Check connection status

GET /api/v1/otel/status
Authorization: Bearer <token>
Returns current connector status, executions received in the last 24 hours, and the exact env vars to use for your instance.

What Muster does automatically

Once traces arrive:
ActionDetails
Agent discoveryNew service.name values appear in Discovery as UNREVIEWED
Execution recordingEach agent span stored as a connector execution
Cost trackingToken usage attributes → cost events (for approved agents)
Quality inferenceCheck inference runs server-side on each execution

Supported semantic conventions

AttributeDescription
service.nameAgent name (required)
gen_ai.usage.input_tokensPrompt token count (GenAI convention)
gen_ai.usage.output_tokensCompletion token count (GenAI convention)
gen_ai.response.modelModel name
gen_ai.request.modelRequested model name
llm.usage.prompt_tokensPrompt tokens (LangChain format)
llm.usage.completion_tokensCompletion tokens (LangChain format)
llm.model_nameModel name (LangChain format)
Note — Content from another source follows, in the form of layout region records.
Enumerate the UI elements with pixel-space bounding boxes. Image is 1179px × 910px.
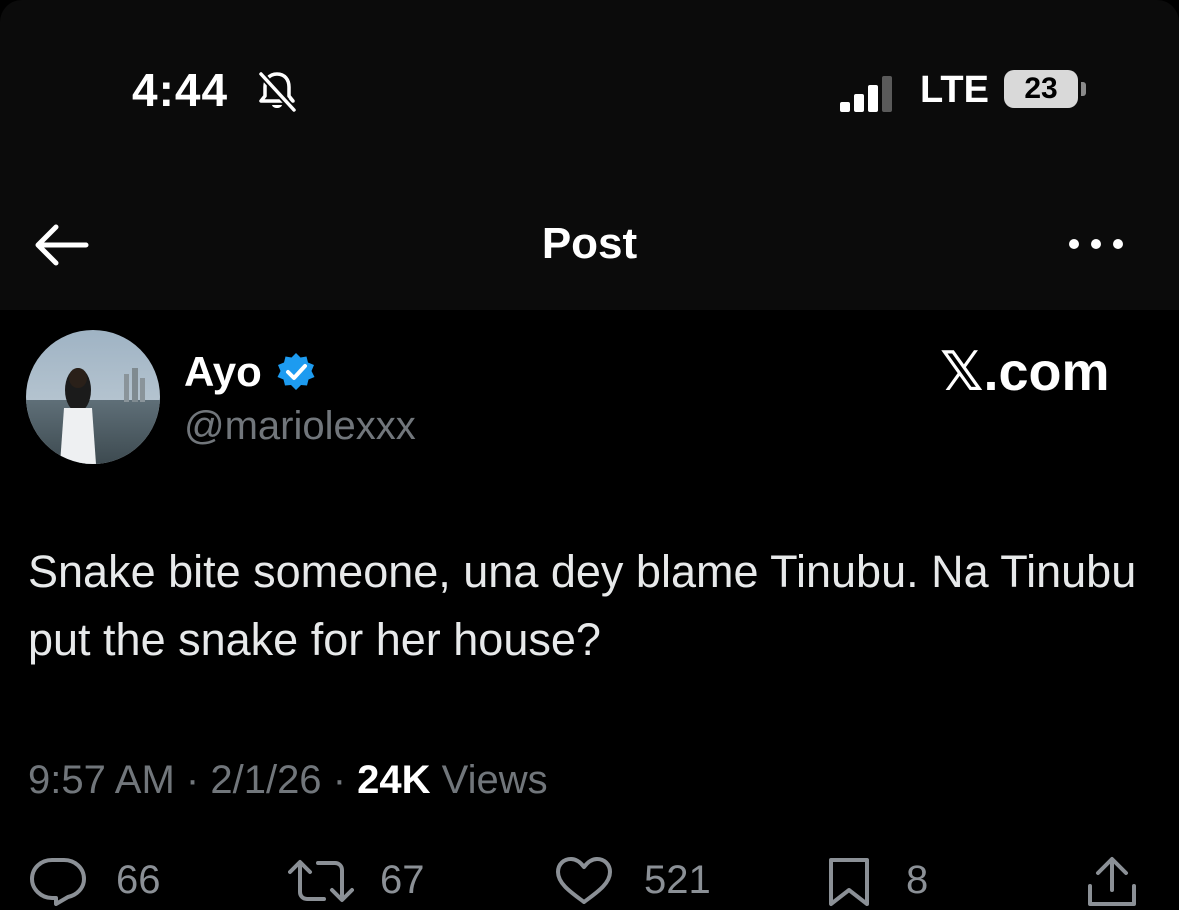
battery-icon: 23: [1004, 70, 1078, 108]
like-count: 521: [644, 858, 711, 902]
views-label: Views: [441, 758, 548, 802]
network-type: LTE: [920, 69, 989, 111]
signal-icon: [840, 76, 892, 112]
action-bar: 66 67 521 8: [0, 850, 1179, 910]
status-time: 4:44: [132, 64, 229, 116]
avatar[interactable]: [26, 330, 160, 464]
meta-separator: ·: [332, 758, 347, 802]
reply-count: 66: [116, 858, 161, 902]
page-title: Post: [541, 219, 638, 268]
post-time[interactable]: 9:57 AM: [28, 758, 175, 802]
meta-separator: ·: [185, 758, 200, 802]
post-text: Snake bite someone, una dey blame Tinubu…: [28, 546, 1137, 665]
bookmark-count: 8: [906, 858, 929, 902]
views-count[interactable]: 24K: [357, 758, 430, 802]
verified-badge-icon[interactable]: [276, 352, 316, 392]
share-icon: [1088, 857, 1136, 906]
like-icon: [556, 857, 612, 904]
bookmark-icon: [829, 858, 869, 906]
nav-bar: Post: [0, 210, 1179, 280]
repost-count: 67: [380, 858, 425, 902]
post-date[interactable]: 2/1/26: [210, 758, 321, 802]
battery-tip: [1081, 82, 1086, 96]
reply-icon: [30, 858, 86, 906]
back-arrow-icon[interactable]: [32, 220, 90, 270]
author-name[interactable]: Ayo: [184, 344, 262, 400]
more-icon[interactable]: [1066, 232, 1126, 256]
post-meta: 9:57 AM · 2/1/26 · 24K Views: [28, 752, 548, 808]
author-row: Ayo: [184, 344, 316, 400]
repost-icon: [288, 860, 354, 902]
battery-level: 23: [1024, 72, 1058, 105]
bell-slash-icon: [258, 71, 297, 113]
watermark: 𝕏.com: [940, 342, 1110, 402]
status-bar: 4:44 LTE 23: [0, 60, 1179, 120]
author-handle[interactable]: @mariolexxx: [184, 400, 416, 452]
Supported agent span names

Muster identifies root agent executions from these span names (partial match): agent.run, agent.execute, agent.invoke, langchain.chain, langchain.agent, crewai.task, crewai.agent, openai.chat, anthropic.messages, bedrock.invoke, llm.completion, chain.run, tool.run To add custom span names, contact Elitery.

Why OTel instead of a platform connector?

OTelPlatform connector
Code changes3 env varsNone
Framework coverageUniversalPer-platform only
Data richnessFull traces + spansAPI metadata only
LatencyReal-timePolling (minutes)
Works on no-code tools (n8n, Flowise)NoYes
Use OTel for custom-coded agents. Use platform connectors for no-code/low-code tools where you can’t set env vars.